Four outstanding young polymer scientists were awarded the 2016 Journal of Polymer Science poster prize for the Division of Polymer Physics (DPOLY) at the March American Physical Society (APS) meeting.
First place went to William Mulhearn of Princeton University for his poster entitled “Controlling Miscibility in Polyethylene-Polynorbornene Block Copolymers via Side-Group Chemistry”. William’s poster described the synthesis and properties of block copolymers containing both a crystallizable block and an amorphous block. Specifically, William investigated a series of low- and high-Tg polymers based on substituted norbornene monomers in order to develop a set of mixing rules that predict the solubility of substituted polynorbornenes depending on their side-groups.
Second place went to Zhe Qiang of the University of Akron for his poster entitled “Simple, generalizable route to highly aligned block copolymer thin films”. Zhe studied the macroscopic alignment of block copolymer domains in thin films.
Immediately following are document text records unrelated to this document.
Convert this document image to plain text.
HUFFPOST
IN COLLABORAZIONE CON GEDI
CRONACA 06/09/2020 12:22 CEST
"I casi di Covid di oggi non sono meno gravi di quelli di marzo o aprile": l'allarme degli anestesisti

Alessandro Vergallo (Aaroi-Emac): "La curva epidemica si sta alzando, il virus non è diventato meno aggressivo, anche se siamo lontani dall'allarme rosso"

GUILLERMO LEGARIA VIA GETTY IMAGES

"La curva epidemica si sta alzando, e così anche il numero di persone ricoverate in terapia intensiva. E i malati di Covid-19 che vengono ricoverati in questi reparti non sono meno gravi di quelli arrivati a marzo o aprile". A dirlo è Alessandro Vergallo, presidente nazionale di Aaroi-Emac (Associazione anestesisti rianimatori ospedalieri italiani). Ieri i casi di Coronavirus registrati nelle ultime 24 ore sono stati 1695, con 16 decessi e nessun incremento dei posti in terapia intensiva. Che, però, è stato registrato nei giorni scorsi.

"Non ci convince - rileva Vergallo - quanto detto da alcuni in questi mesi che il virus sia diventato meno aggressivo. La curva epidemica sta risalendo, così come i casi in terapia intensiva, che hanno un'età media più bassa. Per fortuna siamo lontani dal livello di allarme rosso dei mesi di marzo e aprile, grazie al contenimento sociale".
Using properties such as solvent quality, drying rate, and degree of segregation of the block copolymer, Zhe created a generalized method to achieve block copolymer alignment and a potential route for the generation of complex hierarchical assembled structures.
Third place went to Anastasia Patterson of the University of California, Santa Barbara, for her poster entitled “Role of monomer sequence and backbone structure in polypeptoid and polypeptide polymers for anti-fouling applications”. In her work, Anastasia examined PEO and PDMS block copolymers functionalized with polypeptoids and polypeptides. Anastasia found that the lack of backbone chirality and hydrogen bonding in polypeptoids led to surprisingly different surface behavior, and that surfaces functionalized with polypeptoids had improved anti-fouling and fouling release properties, as compared with polypeptide-functionalized polymers.
This year a fourth place prize was given to Daniel Kozuch, an undergraduate student from Penn State, for his poster entitled “Predicting χ for polymers with stiffness mismatch from simulations”. Daniel performed molecular dynamics simulations on polymer blends and block copolymers to examine the Flory-Huggins parameter, χ, for polymers with chemically similar monomers that have differing stiffness. The calculated values were found to be consistent with experimental data.
Congratulations to the winners, William, Zhe, Anastasia, and Daniel!